Slashdot Mirror
Quantum Computer Not Ready To Break Public Key Encryption For At Least 10 Years, Some Experts Say (theregister.co.uk)
physburn writes: The Register has spoken to some experts to get a better understanding of the risk quantum computers present to the existing encryption systems we have today. Richard Evers, cryptographer for a Canadian security biz called Kryptera, argues that media coverage and corporate pronouncements about quantum computing have left people with the impression that current encryption algorithms will soon become obsolete. But they will not be ready for at least 10 years, he said. As an example, Evers points to remarks made by Arvind Krishna, director of IBM research, at The Churchill Club in San Francisco last May, that those interested in protecting data for at least ten years "should probably seriously consider whether they should start moving to alternate encryption techniques now." In a post Evers penned recently with his business partner Alastair Sweeny, he contends, "The hard truth is that widespread beliefs about security and encryption may prove to be based on fantasy rather than fact." And the reason for this, he suggests, is the desire for funding and fame.
The "experts" say "not possible for 10 years".
This means it will likely happen in the next 18 months.
I've been led to thinking that it will never be feasible.
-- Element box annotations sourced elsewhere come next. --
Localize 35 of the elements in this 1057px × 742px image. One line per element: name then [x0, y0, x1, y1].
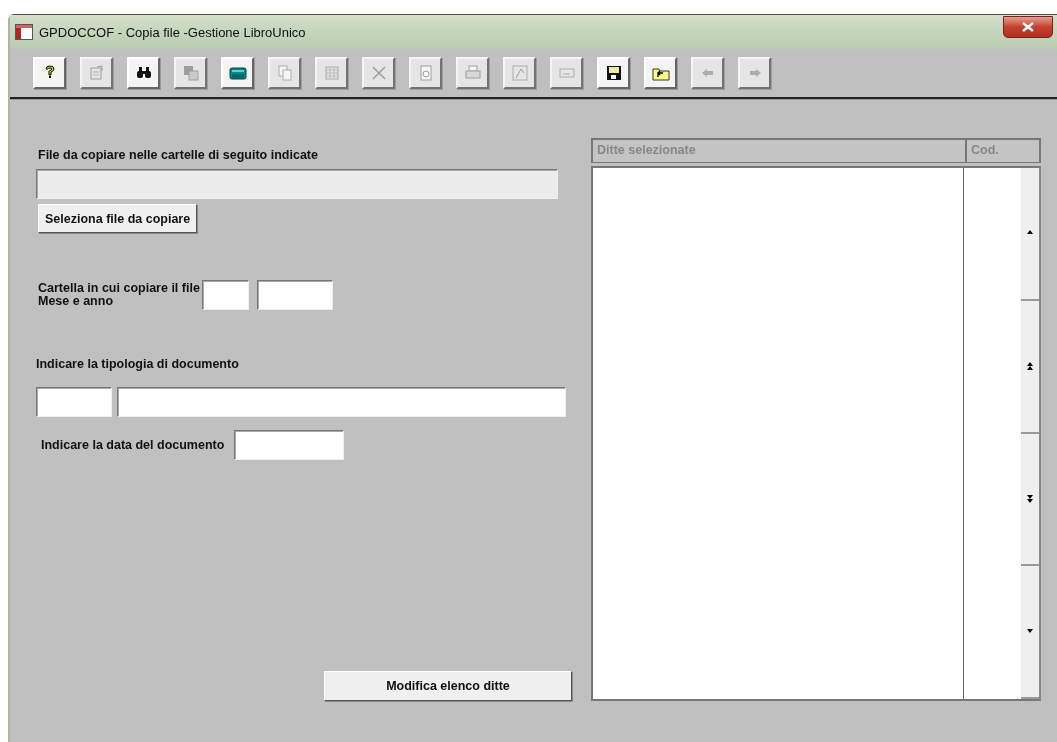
close-button[interactable]	[1003, 16, 1053, 38]
select-file-button[interactable]: Seleziona file da copiare	[38, 204, 198, 233]
field-label: Indicare la tipologia di documento	[36, 357, 239, 371]
copy-icon	[275, 64, 294, 82]
scroll-button[interactable]	[1021, 566, 1039, 699]
type-description-field[interactable]	[117, 387, 566, 417]
toolbar-button[interactable]	[221, 57, 254, 89]
scroll-button[interactable]	[1021, 168, 1039, 301]
scroll-button[interactable]	[1021, 433, 1039, 567]
toolbar-button[interactable]	[597, 57, 630, 89]
column-header: Ditte selezionate	[593, 140, 967, 162]
toolbar-button[interactable]	[127, 57, 160, 89]
grid-icon	[322, 64, 341, 82]
app-icon	[15, 24, 33, 40]
scroll-button[interactable]	[1021, 300, 1039, 434]
pen-icon	[510, 64, 529, 82]
calculator-icon	[228, 64, 247, 82]
cross-icon	[369, 64, 388, 82]
year-field[interactable]	[256, 280, 333, 310]
window-title: GPDOCCOF - Copia file -Gestione LibroUnico	[39, 24, 306, 40]
field-label: Cartella in cui copiare il file Mese e anno	[38, 282, 200, 308]
column-header: Cod.	[970, 142, 1000, 159]
double-down-arrow-icon	[1026, 493, 1034, 504]
layers-icon	[181, 64, 200, 82]
field-label: File da copiare nelle cartelle di seguito indicate	[38, 148, 318, 162]
document-icon	[87, 64, 106, 82]
month-field[interactable]	[201, 280, 249, 310]
date-field[interactable]	[234, 430, 345, 460]
field-label: Indicare la data del documento	[41, 438, 225, 452]
modify-list-button[interactable]: Modifica elenco ditte	[324, 671, 572, 701]
double-up-arrow-icon	[1026, 361, 1034, 372]
toolbar-button[interactable]	[33, 57, 66, 89]
printer-icon	[463, 64, 482, 82]
type-code-field[interactable]	[36, 387, 112, 417]
close-icon	[1022, 22, 1034, 32]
We don't know yet, but there are good reasons to think it might not pan out - for breaking crypto.
E.G. The energy required to cool a volume of space for an n-qbit machine to temps that will maintain entanglement between the qbits will scale with 2^n. So you spend just as much energy doing it in parallel on a quantum computer as you would in a classical computer serially. This isn't known to be true, but try plotting the size of fridge against n for existing quantum computers and see what the curve looks like.
or
You can't achieve the isolation from the surrounding universe (which is kind of the same thing).
I've seen other arguments about noise presented by physicists, but I haven't grokked them sufficiently,
Quantum computing for physics simulation, as envisioned by Feinman, makes a lot more sense.
I should use this sig to advertise my book ISBN-13 : 978-1501515132.
Ah. Spoken like a true armchair security warrior. I love the sweeping declarations. If your security is breached when someone can open all your locks then you should rethink your security.
Here are a few points to consider for you:
1) My electronic security isn't all (or even necessarily mostly) in my hands any more. It's in the hands of banks, government agencies, and (not me but for the rest of you) social networks. I'm just sure that every tired career bureaucrat is just jumping at quantum computing resistant security. They are just right on that.
2) In addition to my most important data residing, for the most part, in the hands beyond my control, so are the standards. Name a major implementation of an encryption technology standard that deprecated an algorithm before it was demonstrably broken. AES is currently broken in a cryptographic sense and there is not whisper on the horizon of deprecating it. Too costly.
3) In addition to data being at the control of others, and available cryptography being at the mercy of established standards, even when standards are quick enough to add "heir and a spare" algorithms, the software that makes use of those standards doesn't necessarily have the configurability to choose the right algos. Dovecot, for example, just recently added in configurations to allow you to select which curves to use. For years you were stuck with terrible NIST curves which are at best horribly suspect, even though most systems had better curves.
All these things are mitigatable to an extent, but you have to be a hermit not to be vulnerable.